Kalshi says it will block politicians from trading on their own campaigns and bar athletes and others tied to sports from betting on contracts connected to their competitions, as scrutiny grows over whether prediction markets are simply monetising privileged information. The move comes as US lawmakers push legislation that would prohibit prediction markets from offering sports-related contracts, a category that has been driving volume and attention, according to Newsweek.

The timing is not subtle. Both Kalshi and Polymarket have faced public questions after traders appeared to profit from early knowledge of US military actions, with critics arguing that the platforms turn government decision-making into a tradable signal. Newsweek reports that Representatives and senators have cited national security concerns and the risk of manipulation, while several states have moved to classify the products as illegal gambling and block access.

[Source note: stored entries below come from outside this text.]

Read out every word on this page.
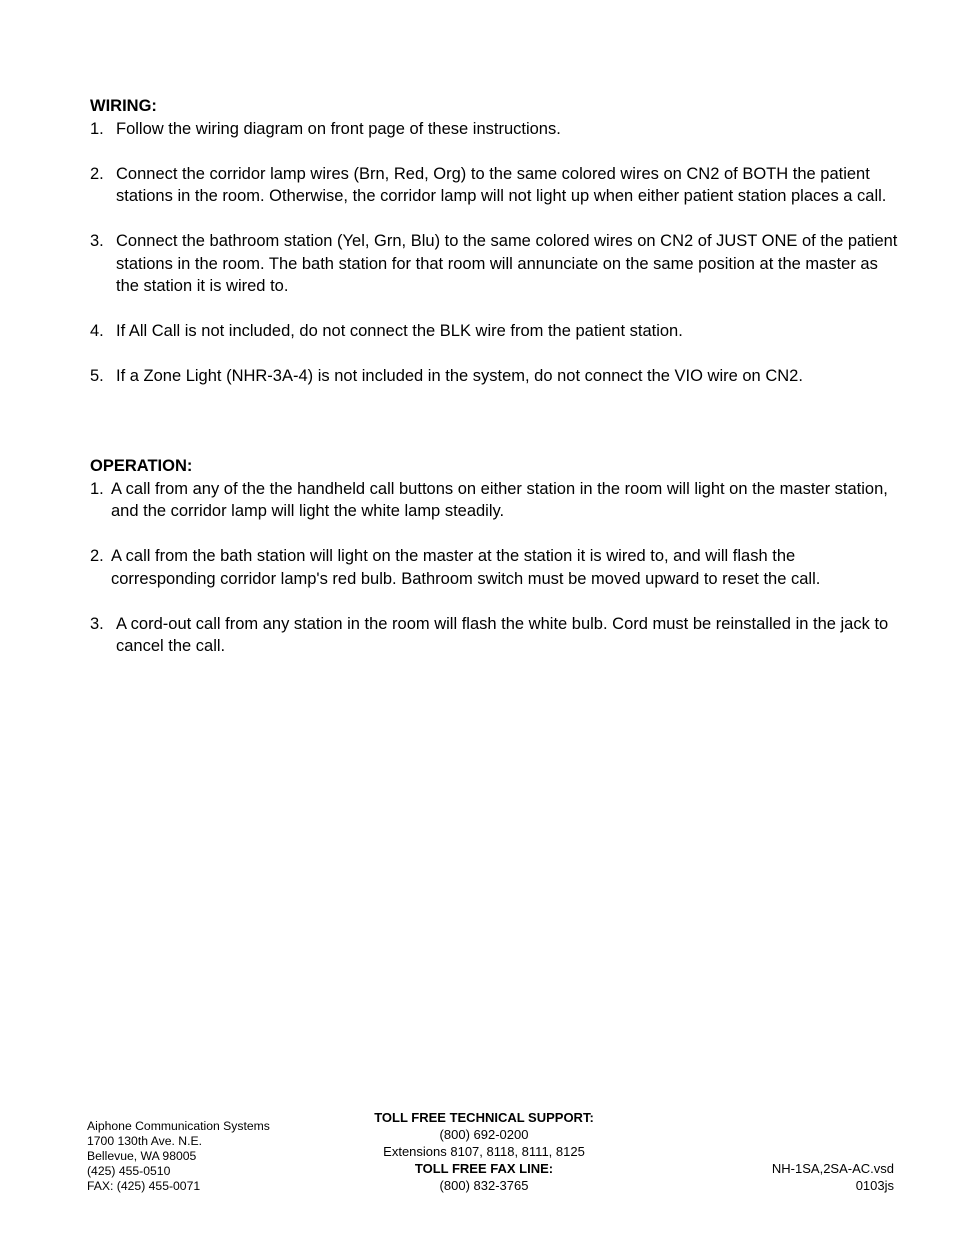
WIRING:

1. Follow the wiring diagram on front page of these instructions.
2. Connect the corridor lamp wires (Brn, Red, Org) to the same colored wires on CN2 of BOTH the patient stations in the room. Otherwise, the corridor lamp will not light up when either patient station places a call.
3. Connect the bathroom station (Yel, Grn, Blu) to the same colored wires on CN2 of JUST ONE of the patient stations in the room. The bath station for that room will annunciate on the same position at the master as the station it is wired to.
4. If All Call is not included, do not connect the BLK wire from the patient station.
5. If a Zone Light (NHR-3A-4) is not included in the system, do not connect the VIO wire on CN2.

OPERATION:

1. A call from any of the the handheld call buttons on either station in the room will light on the master station, and the corridor lamp will light the white lamp steadily.
2. A call from the bath station will light on the master at the station it is wired to, and will flash the corresponding corridor lamp's red bulb. Bathroom switch must be moved upward to reset the call.
3. A cord-out call from any station in the room will flash the white bulb. Cord must be reinstalled in the jack to cancel the call.
Aiphone Communication Systems
1700 130th Ave. N.E.
Bellevue, WA 98005
(425) 455-0510
FAX: (425) 455-0071
TOLL FREE TECHNICAL SUPPORT:
(800) 692-0200
Extensions 8107, 8118, 8111, 8125
TOLL FREE FAX LINE:
(800) 832-3765
NH-1SA,2SA-AC.vsd
0103js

Kalshi’s new restrictions are framed as pre-emptive “insider trading” controls: candidates cannot trade their own races, and sports participants are blocked from markets linked to their sport. Polymarket, which operates offshore, has updated its terms to prohibit trading on contracts where users have confidential information or could influence outcomes. The platforms are trying to show they can police conflicts of interest without being forced into the compliance architecture of securities markets.

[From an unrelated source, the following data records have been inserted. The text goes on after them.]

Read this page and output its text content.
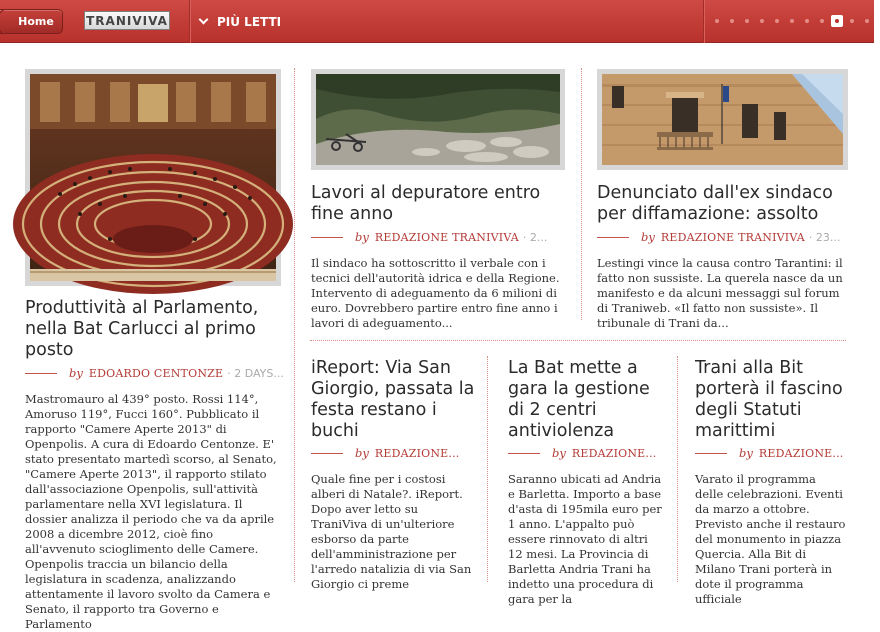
Home	TRANIVIVA	PIÙ LETTI
Produttività al Parlamento, nella Bat Carlucci al primo posto
by EDOARDO CENTONZE · 2 DAYS...
Mastromauro al 439° posto. Rossi 114°, Amoruso 119°, Fucci 160°. Pubblicato il rapporto "Camere Aperte 2013" di Openpolis. A cura di Edoardo Centonze. E' stato presentato martedì scorso, al Senato, "Camere Aperte 2013", il rapporto stilato dall'associazione Openpolis, sull'attività parlamentare nella XVI legislatura. Il dossier analizza il periodo che va da aprile 2008 a dicembre 2012, cioè fino all'avvenuto scioglimento delle Camere. Openpolis traccia un bilancio della legislatura in scadenza, analizzando attentamente il lavoro svolto da Camera e Senato, il rapporto tra Governo e Parlamento
Lavori al depuratore entro fine anno
by REDAZIONE TRANIVIVA · 2...
Il sindaco ha sottoscritto il verbale con i tecnici dell'autorità idrica e della Regione. Intervento di adeguamento da 6 milioni di euro. Dovrebbero partire entro fine anno i lavori di adeguamento...
Denunciato dall'ex sindaco per diffamazione: assolto
by REDAZIONE TRANIVIVA · 23...
Lestingi vince la causa contro Tarantini: il fatto non sussiste. La querela nasce da un manifesto e da alcuni messaggi sul forum di Traniweb. «Il fatto non sussiste». Il tribunale di Trani da...
iReport: Via San Giorgio, passata la festa restano i buchi
by REDAZIONE...
Quale fine per i costosi alberi di Natale?. iReport. Dopo aver letto su TraniViva di un'ulteriore esborso da parte dell'amministrazione per l'arredo natalizia di via San Giorgio ci preme
La Bat mette a gara la gestione di 2 centri antiviolenza
by REDAZIONE...
Saranno ubicati ad Andria e Barletta. Importo a base d'asta di 195mila euro per 1 anno. L'appalto può essere rinnovato di altri 12 mesi. La Provincia di Barletta Andria Trani ha indetto una procedura di gara per la
Trani alla Bit porterà il fascino degli Statuti marittimi
by REDAZIONE...
Varato il programma delle celebrazioni. Eventi da marzo a ottobre. Previsto anche il restauro del monumento in piazza Quercia. Alla Bit di Milano Trani porterà in dote il programma ufficiale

But the business model makes self-policing hard to sell. These markets earn fees on volume; volume spikes when an event is contentious, thinly sourced, or politically sensitive—exactly the environments where information is unevenly distributed. A rulebook that bans “bad actors” still relies on the platform to identify who those actors are, what information they hold, and whether they are acting on it. In the case of politics, the circle of potential insiders is large by design: staff, consultants, donors, agency officials, and family members can all have advance knowledge without being formal decision-makers.

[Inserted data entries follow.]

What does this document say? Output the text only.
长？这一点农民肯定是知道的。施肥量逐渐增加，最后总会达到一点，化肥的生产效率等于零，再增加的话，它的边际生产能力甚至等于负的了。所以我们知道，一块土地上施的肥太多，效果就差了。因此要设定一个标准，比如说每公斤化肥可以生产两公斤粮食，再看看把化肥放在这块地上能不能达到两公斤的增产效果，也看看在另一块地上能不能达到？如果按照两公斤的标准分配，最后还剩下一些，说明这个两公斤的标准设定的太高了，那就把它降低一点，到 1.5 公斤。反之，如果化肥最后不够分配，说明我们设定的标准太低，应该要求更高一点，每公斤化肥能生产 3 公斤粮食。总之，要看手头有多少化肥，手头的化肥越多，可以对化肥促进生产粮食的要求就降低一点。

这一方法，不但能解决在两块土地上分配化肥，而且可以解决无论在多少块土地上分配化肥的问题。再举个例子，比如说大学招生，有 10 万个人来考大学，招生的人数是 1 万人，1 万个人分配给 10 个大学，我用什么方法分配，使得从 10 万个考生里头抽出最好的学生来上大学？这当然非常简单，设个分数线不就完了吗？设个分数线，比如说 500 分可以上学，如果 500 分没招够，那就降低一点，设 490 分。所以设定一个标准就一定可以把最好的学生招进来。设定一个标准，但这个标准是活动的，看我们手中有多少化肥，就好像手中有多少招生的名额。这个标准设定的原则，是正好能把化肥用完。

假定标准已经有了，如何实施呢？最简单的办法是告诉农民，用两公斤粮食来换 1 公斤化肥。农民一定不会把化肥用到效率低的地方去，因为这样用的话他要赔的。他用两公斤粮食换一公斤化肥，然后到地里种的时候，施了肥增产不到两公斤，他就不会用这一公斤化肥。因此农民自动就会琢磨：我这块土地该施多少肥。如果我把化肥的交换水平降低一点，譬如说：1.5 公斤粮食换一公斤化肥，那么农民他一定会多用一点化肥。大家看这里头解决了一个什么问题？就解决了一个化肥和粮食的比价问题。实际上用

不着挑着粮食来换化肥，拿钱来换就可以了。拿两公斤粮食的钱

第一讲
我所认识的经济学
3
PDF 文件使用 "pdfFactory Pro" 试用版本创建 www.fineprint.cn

The political optics are also tightening. Newsweek notes that Donald Trump Jr. has invested in Polymarket through a venture vehicle and serves as a strategic adviser to Kalshi, creating an additional layer of conflict when federal regulators consider how aggressively to treat the sector. Market participants reacted to the prospect of restrictions: shares linked to traditional sports betting operators reportedly rose on the day lawmakers introduced a bill targeting prediction-market sports contracts, suggesting incumbents see regulation as a competitive moat.

If Congress succeeds in reclassifying large parts of the product as gambling, the platforms’ pitch as “information markets” will collide with the reality that much of the demand comes from entertainment-style wagering. If Congress fails, the platforms will still have to convince users and regulators that a market can profit from asymmetric information without becoming dependent on it.

Kalshi’s announcement is, at minimum, a public acknowledgement that the people most able to move an outcome are also the people most tempted to trade on it.